Pappano’s love for singers shines through in his encouragement of his stars. He is also demanding. Kaufmann, who like Gheorghiu has never sung in Butterfly on stage, has difficulty getting an intricate ensemble passage in the Pinkerton-Sharpless duet absolutely right, but Pappano solves the problem.

“It took me a while to figure out why it was happening, but then I realised he was singing the first three notes legato [smoothly, broadly] and the two energies were incompatible. Once I got these energies on the right track, all of a sudden it just locked in. Jonas is smart that way.”
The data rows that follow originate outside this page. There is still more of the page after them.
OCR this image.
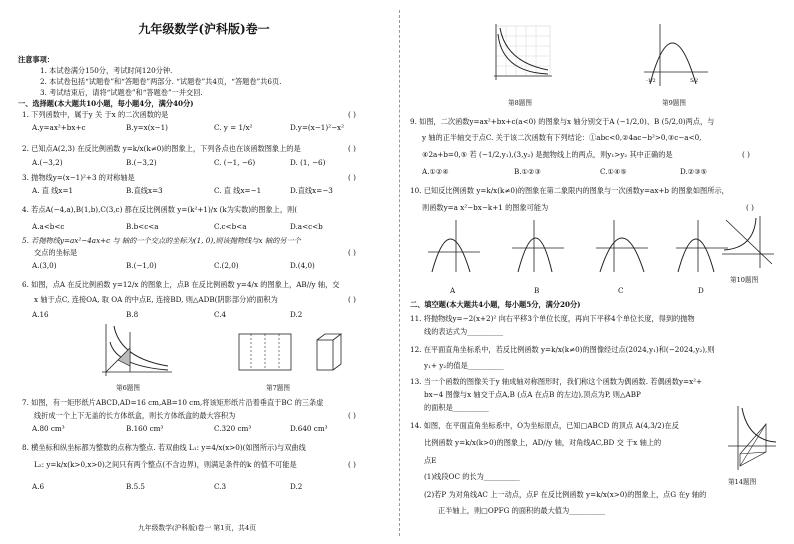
九年级数学(沪科版)卷一
注意事项：
1. 本试卷满分150分，考试时间120分钟.
2. 本试卷包括“试题卷”和“答题卷”两部分. “试题卷”共4页，“答题卷”共6页.
3. 考试结束后，请将“试题卷”和“答题卷”一并交回.
一、选择题(本大题共10小题，每小题4分，满分40分)
1. 下列函数中，属于y 关 于x 的二次函数的是	( )
A.y=ax²+bx+c	B.y=x(x−1)	C. y = 1/x²	D.y=(x−1)²−x²
2. 已知点A(2,3) 在反比例函数 y=k/x(k≠0)的图象上，下列各点也在该函数图象上的是	( )
A.(−3,2)	B.(−3,2)	C. (−1, −6)	D. (1, −6)
3. 抛物线y=(x−1)²+3 的对称轴是	( )
A. 直 线x=1	B.直线x=3	C. 直 线x=−1	D.直线x=−3
4. 若点A(−4,a),B(1,b),C(3,c) 都在反比例函数 y=(k²+1)/x (k为实数)的图象上，则(
A.a<b<c	B.b<c<a	C.c<b<a	D.a<c<b
5. 若抛物线y=ax²−4ax+c 与 轴的一个交点的坐标为(1, 0),则该抛物线与x 轴的另一个
交点的坐标是	( )
A.(3,0)	B.(−1,0)	C.(2,0)	D.(4,0)
6. 如图，点A 在反比例函数 y=12/x 的图象上，点B 在反比例函数 y=4/x 的图象上，AB//y 轴，交
x 轴于点C, 连接OA, 取 OA 的中点E, 连接BD, 则△ADB(阴影部分)的面积为	( )
A.16	B.8	C.4	D.2
第6题图	第7题图
7. 如图，有一矩形纸片ABCD,AD=16 cm,AB=10 cm,将该矩形纸片沿着垂直于BC 的三条虚
线折成一个上下无盖的长方体纸盒，则长方体纸盒的最大容积为	( )
A.80 cm³	B.160 cm³	C.320 cm³	D.640 cm³
8. 横坐标和纵坐标都为整数的点称为整点. 若双曲线 L₁: y=4/x(x>0)(如图所示)与双曲线
L₂: y=k/x(k>0,x>0)之间只有两个整点(不含边界)，则满足条件的k 的值不可能是	( )
A.6	B.5.5	C.3	D.2
九年级数学(沪科版)卷一 第1页，共4页
第8题图
-1/2	5/2
第9题图
9. 如图，二次函数y=ax²+bx+c(a<0) 的图象与x 轴分别交于A (−1/2,0)、B (5/2,0)两点，与
y 轴的正半轴交于点C. 关于该二次函数有下列结论：①abc<0,②4ac−b²>0,③c−a<0,
④2a+b=0,⑤ 若 (−1/2,y₁),(3,y₂) 是抛物线上的两点，则y₁>y₂ 其中正确的是	( )
A.①②④	B.①②③	C.①④⑤	D.②③⑤
10. 已知反比例函数 y=k/x(k≠0)的图象在第二象限内的图象与一次函数y=ax+b 的图象如图所示，
则函数y=a x²−bx−k+1 的图象可能为	( )
A	B	C	D
第10题图
二、填空题(本大题共4小题，每小题5分，满分20分)
11. 将抛物线y=−2(x+2)² 向右平移3个单位长度，再向下平移4个单位长度，得到的抛物
线的表达式为__________
12. 在平面直角坐标系中，若反比例函数 y=k/x(k≠0)的图像经过点(2024,y₁)和(−2024,y₂),则
y₁+ y₂的值是__________
13. 当一个函数的图像关于y 轴成轴对称图形时，我们称这个函数为偶函数. 若偶函数y=x²+
bx−4 图像与x 轴交于点A,B (点A 在点B 的左边),顶点为P, 则△ABP
的面积是__________
14. 如图，在平面直角坐标系中，O为坐标原点，已知□ABCD 的顶点 A(4,3/2)在反
比例函数 y=k/x(k>0)的图象上，AD//y 轴，对角线AC,BD 交 于x 轴上的
点E
(1)线段OC 的长为__________
(2)若P 为对角线AC 上一动点，点F 在反比例函数 y=k/x(x>0)的图象上，点G 在y 轴的
正半轴上，则□OPFG 的面积的最大值为__________
第14题图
Both conductor and tenor acknowledge that they wouldn’t be in the studio without Gheorghiu’s presence — she is probably the most instantly recognisable voice among today’s leading sopranos. She has the essential Puccinian quality of morbidezza — literally softness, with connotations of fragility and vulnerability. For Pappano, that’s the main reason for recording a piece already richly represented in the catalogue, in versions starring Maria Callas, Victoria de los Angeles, Renata Tebaldi, Freni and Renata Scotto.

“This is a big role for Angela, and she wanted to record all the highlights first, to make sure the important solos were good,” he says. “But, of course, every scene in Butterfly is a highlight, and she is in almost all of them. Now is the right time for her: she’s got the ‘guts’ for the role.”

I say Pappano is lucky to be able to record such lavish projects in the current climate. “Lucky?” he chuckles. “It’s a miracle.”